What is remarkable about the warm goodbyes Paxman is getting from the press is that they come from far and wide, and include the Daily Mail, which rarely misses an opportunity to have a dig at the BBC. 

The paper's made an exception this time because Paxman, despite being one of the corporation's highest paid presenters (about £1m a year, it's thought), has made his own frustrations with the BBC very apparent.

They came to a head recently when in an interview he called the corporation "smug" and said: “There’s a pile of stuff on the BBC I can’t stand”.

His "idea of hell", he said, was to find himself in a BBC lift in New Broadcasting House ("that ghastly building") with Radio 1 Xtra playing. "I don't quite understand why the BBC does Radio 1 Xtra.
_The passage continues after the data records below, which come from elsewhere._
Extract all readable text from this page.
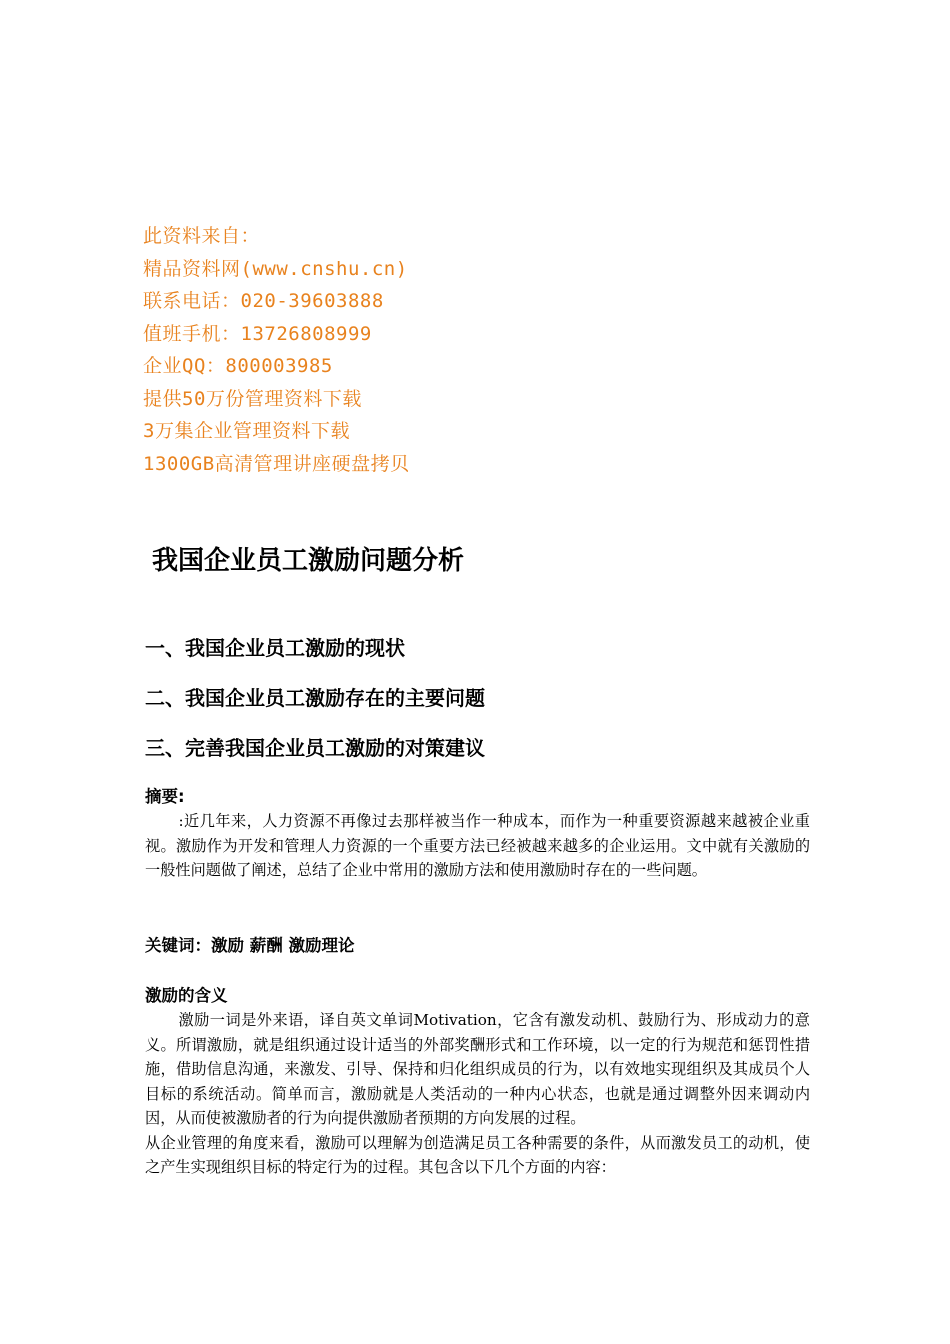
此资料来自：
精品资料网(www.cnshu.cn)
联系电话：020-39603888
值班手机：13726808999
企业QQ：800003985
提供50万份管理资料下载
3万集企业管理资料下载
1300GB高清管理讲座硬盘拷贝
我国企业员工激励问题分析
一、我国企业员工激励的现状
二、我国企业员工激励存在的主要问题
三、完善我国企业员工激励的对策建议
摘要:

:近几年来，人力资源不再像过去那样被当作一种成本，而作为一种重要资源越来越被企业重视。激励作为开发和管理人力资源的一个重要方法已经被越来越多的企业运用。文中就有关激励的一般性问题做了阐述，总结了企业中常用的激励方法和使用激励时存在的一些问题。

关键词：激励 薪酬 激励理论
激励的含义

激励一词是外来语，译自英文单词Motivation，它含有激发动机、鼓励行为、形成动力的意义。所谓激励，就是组织通过设计适当的外部奖酬形式和工作环境，以一定的行为规范和惩罚性措施，借助信息沟通，来激发、引导、保持和归化组织成员的行为，以有效地实现组织及其成员个人目标的系统活动。简单而言，激励就是人类活动的一种内心状态，也就是通过调整外因来调动内因，从而使被激励者的行为向提供激励者预期的方向发展的过程。

从企业管理的角度来看，激励可以理解为创造满足员工各种需要的条件，从而激发员工的动机，使之产生实现组织目标的特定行为的过程。其包含以下几个方面的内容：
I don't really understand why it does Radio 1. Clearly, you can meet those needs commercially."

It brought a furious response from Radio 1's controller, Ben Cooper, who suggested Paxo should keep his views under control and insisted that commercial radio was unable to match the BBC's quality of output. 

So, we may never see again a TV interview like the infamous 1997 one with Michael Howard, the then Tory Home Secretary, when Paxman fired the same question at him more than a dozen times (Paxman has since suggested he did it to fill time, because the next item wasn't ready to roll). 

But he will continue to present University Challenge and his name is bound to come up when David Dimbleby finally jumps or is pushed from Question Time.

As for his replacement in the Newsnight chair, the bookmakers seem keen that it should be a woman and have Laura Kuenssberg, Mishal Husain and Emily Maitlis in the frame. 

The bookies also have some men's names to offer – including some nonsensical suggestions, topped by Piers Morgan – but the smart money is on Eddie Mair, the Radio 4 PM presenter who proved a hit on TV when he stood in for Andrew Marr and gave Boris Johnson a good seeing-to.

More significantly perhaps, it was Mair who stepped in to present Newsnight on the day in November 2012 when the programme had to deliver a public apology to Lord McAlpine. Mair ended the programme by saying: “Newsnight will be back on Monday, probably.”